Full Professor!

May 15, 2008 23:32

So this week I heard that I received the promotion to Full Professor. That's basically the top of the game in academia. My little room in the Ivory Tower is paid for, decorated and feeling mighty cozy right now. No more evaluations. No one else to please. (At least, no one who can impact me in any meaningful way.)



When I got tenure, I felt I slowly relaxed over a period of a year or so. But this one seems to be hitting me more quickly. Maybe I'm more practiced at relaxing now! I just feel really settled and content. I'm so looking forward to taking the full summer off from all things academic.

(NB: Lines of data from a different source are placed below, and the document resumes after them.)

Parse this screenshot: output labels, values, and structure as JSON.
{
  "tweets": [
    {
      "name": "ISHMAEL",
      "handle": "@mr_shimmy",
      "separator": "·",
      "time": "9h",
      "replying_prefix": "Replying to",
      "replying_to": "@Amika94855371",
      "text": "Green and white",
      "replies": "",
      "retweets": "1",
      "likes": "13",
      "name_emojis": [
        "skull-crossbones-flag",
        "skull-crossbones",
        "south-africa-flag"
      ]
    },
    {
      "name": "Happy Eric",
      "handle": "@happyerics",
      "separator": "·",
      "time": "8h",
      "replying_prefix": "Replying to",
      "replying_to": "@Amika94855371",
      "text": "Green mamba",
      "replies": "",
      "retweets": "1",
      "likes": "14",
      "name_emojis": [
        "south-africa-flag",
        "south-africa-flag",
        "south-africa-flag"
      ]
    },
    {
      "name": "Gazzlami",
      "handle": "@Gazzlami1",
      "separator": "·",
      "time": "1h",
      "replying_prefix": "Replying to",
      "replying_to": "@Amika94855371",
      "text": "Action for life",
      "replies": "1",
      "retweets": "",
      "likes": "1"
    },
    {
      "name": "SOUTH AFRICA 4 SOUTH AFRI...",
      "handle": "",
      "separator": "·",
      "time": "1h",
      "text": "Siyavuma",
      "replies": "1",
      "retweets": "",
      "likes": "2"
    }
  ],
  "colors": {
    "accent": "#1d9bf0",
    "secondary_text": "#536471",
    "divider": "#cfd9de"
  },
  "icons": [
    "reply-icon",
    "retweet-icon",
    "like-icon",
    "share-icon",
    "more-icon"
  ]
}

I feel so thankful that I managed to do this all my way. I don't think I've ever felt like I had to sell out to achieve the things I wanted to. To a very large extent, I've followed my heart and my nose through all of this and ended up in a place that feels very supportive. I know that this kind of path through a career is exceedingly rare and I feel quite blessed. When I tell other academics that I've only ever applied for one job (this one), they are dumbfounded. I found a place I wanted to be and didn't bother with anything else. It was a bit insane but made sense at the time. And it still does. For whatever reason, I work well in this place. Sure, it has its problems and challenges but that doesn't change the fact that I feel at home there. Sometimes I feel guilty saying that because it doesn't mesh with other people's experience of the place. Like eating in front of a starving man or something. Actually I notice that I'm feeling a little bit like that right now in posting this entry. I'm afraid people will hate me if I'm happy or if things go well for me. I notice that I'm fighting a tendency to downplay all of this and let it all pass without marking it as an achievement.

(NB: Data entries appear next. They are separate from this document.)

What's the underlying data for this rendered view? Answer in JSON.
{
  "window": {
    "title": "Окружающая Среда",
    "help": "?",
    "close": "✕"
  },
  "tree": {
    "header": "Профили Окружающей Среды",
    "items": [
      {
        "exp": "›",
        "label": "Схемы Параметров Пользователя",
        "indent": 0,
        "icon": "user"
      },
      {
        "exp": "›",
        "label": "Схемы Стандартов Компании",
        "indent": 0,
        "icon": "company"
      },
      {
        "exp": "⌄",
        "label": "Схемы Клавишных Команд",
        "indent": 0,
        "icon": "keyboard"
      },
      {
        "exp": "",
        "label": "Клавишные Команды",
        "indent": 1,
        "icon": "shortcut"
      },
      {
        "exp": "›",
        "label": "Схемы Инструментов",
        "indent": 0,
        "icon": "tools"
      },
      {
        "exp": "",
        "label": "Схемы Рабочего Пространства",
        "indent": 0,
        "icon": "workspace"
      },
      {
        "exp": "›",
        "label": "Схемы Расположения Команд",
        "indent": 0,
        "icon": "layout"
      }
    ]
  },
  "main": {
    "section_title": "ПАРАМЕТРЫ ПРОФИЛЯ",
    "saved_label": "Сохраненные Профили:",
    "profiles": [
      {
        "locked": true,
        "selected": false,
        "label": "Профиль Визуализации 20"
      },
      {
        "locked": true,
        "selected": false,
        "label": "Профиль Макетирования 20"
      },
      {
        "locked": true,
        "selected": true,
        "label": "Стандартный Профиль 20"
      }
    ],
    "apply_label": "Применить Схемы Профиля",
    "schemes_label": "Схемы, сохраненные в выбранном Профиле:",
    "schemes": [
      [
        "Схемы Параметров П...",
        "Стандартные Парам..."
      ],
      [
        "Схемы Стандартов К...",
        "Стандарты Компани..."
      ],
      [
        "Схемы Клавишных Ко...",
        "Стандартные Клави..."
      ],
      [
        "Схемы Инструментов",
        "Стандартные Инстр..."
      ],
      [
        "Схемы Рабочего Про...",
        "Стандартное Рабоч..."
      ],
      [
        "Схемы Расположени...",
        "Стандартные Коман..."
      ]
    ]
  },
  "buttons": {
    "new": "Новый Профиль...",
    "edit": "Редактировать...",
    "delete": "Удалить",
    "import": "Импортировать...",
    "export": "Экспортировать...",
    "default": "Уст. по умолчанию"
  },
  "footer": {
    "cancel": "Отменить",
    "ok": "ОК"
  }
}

I remember when I was 10 years old, I wrote a short story called "The Elephant and the Ant". It was a very cool story. One of my teachers encouraged me to submit it to a competition at our State Fair. I remember the day I went with my mother to the Fair to see how I'd done. I received a first place ribbon. I can still see it. I felt proud. In the car on the way back, my mother said "oh i knew you would win" but in a way that said "that's just what you do, no need to make a fuss about it." I still remember how silenced I felt by her response. And how alone.

I don't want to be alone in this accomplishment. Guess that's why I'm taking a risk and writing about it here.